Judgement and Decision-Making: A Global Perspective Part 2

How do we take decisions on a daily basis? Are they as rational, as we like to see ourselves deciding over things? No, we’re not, but that’s usually not a problem. Taking all possible decision-making factors into account for every decision we take - and we take many everyday - would be super exhausting. We therefore developed short cuts for decision-making, which we all know as stereotypes, learned generalizations or heuristics.

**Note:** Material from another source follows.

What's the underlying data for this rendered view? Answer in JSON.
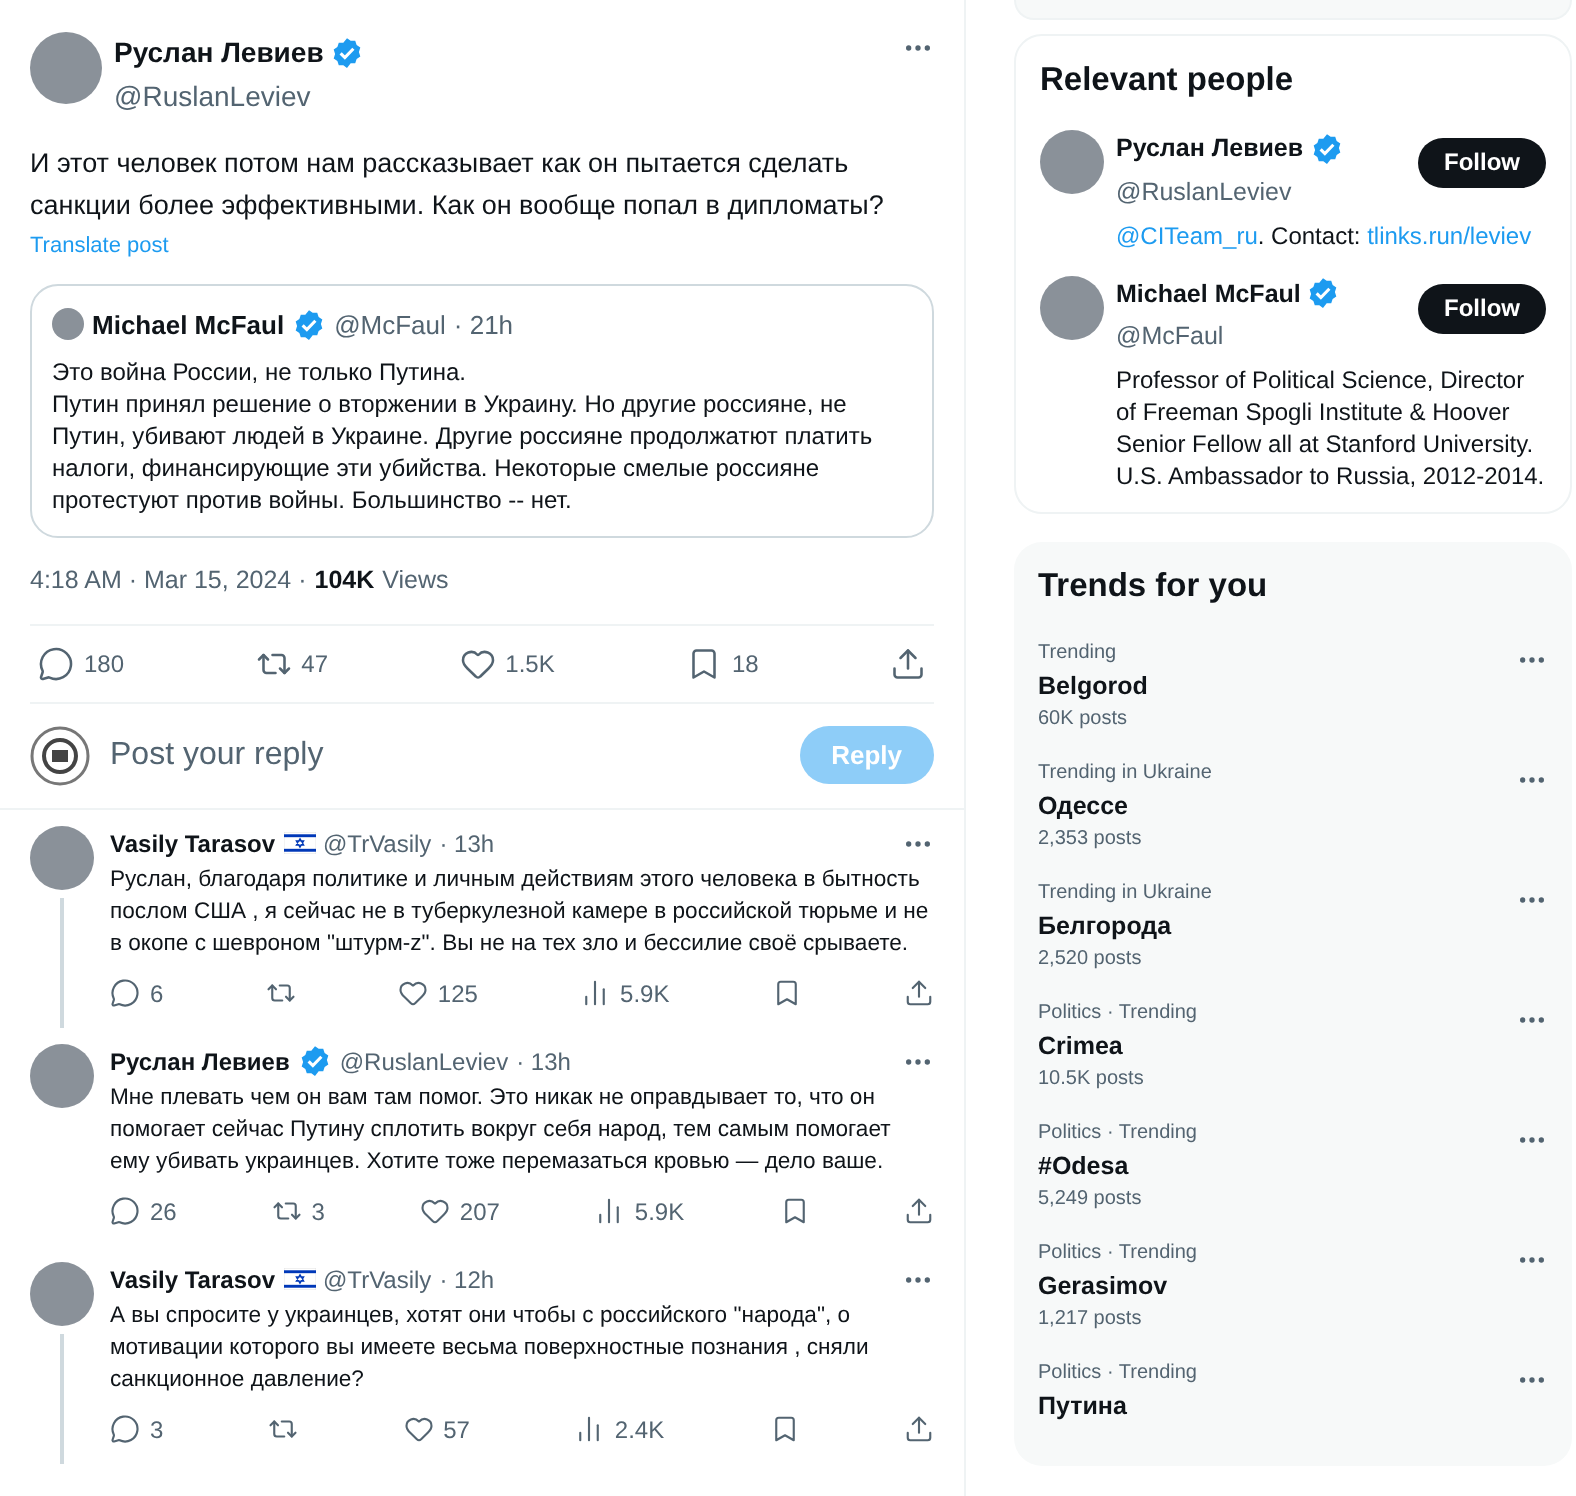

Behavioral economist Daniel Kahneman defined the fast irrational decision-making as system 1 and the slow, rational decision-making as system 2.

He used system 1 and system 2 thinking as metaphors for human decision-making processes. With the theoretical framework of system 1 and 2 many human behaviors can be explained.

In the majority of our decisions, we use system 1, we take unconscious decisions, impulsive decisions, and actions, later on we try to explain them by rationalizing our decision-making process, pretending we have taken all aspects into consideration, when in reality we didn’t.

Taking unconscious decisions isn’t more common in layman than in professionals, rather vice versa. Through repetition of tasks, professionals automatize thought processes and perform tasks faster and with less cognitive capacity necessary. This leaves room for additional judgment and decision-making, with might be lifesaving in certain medical situations, traffic or nautical maneuvering.

Both system 1 and 2 have their legitimate place and advantages and disadvantages. Being aware of the different thought processes is what matters, in reducing prejudice, stereotyping, and biased judgement and decision-making.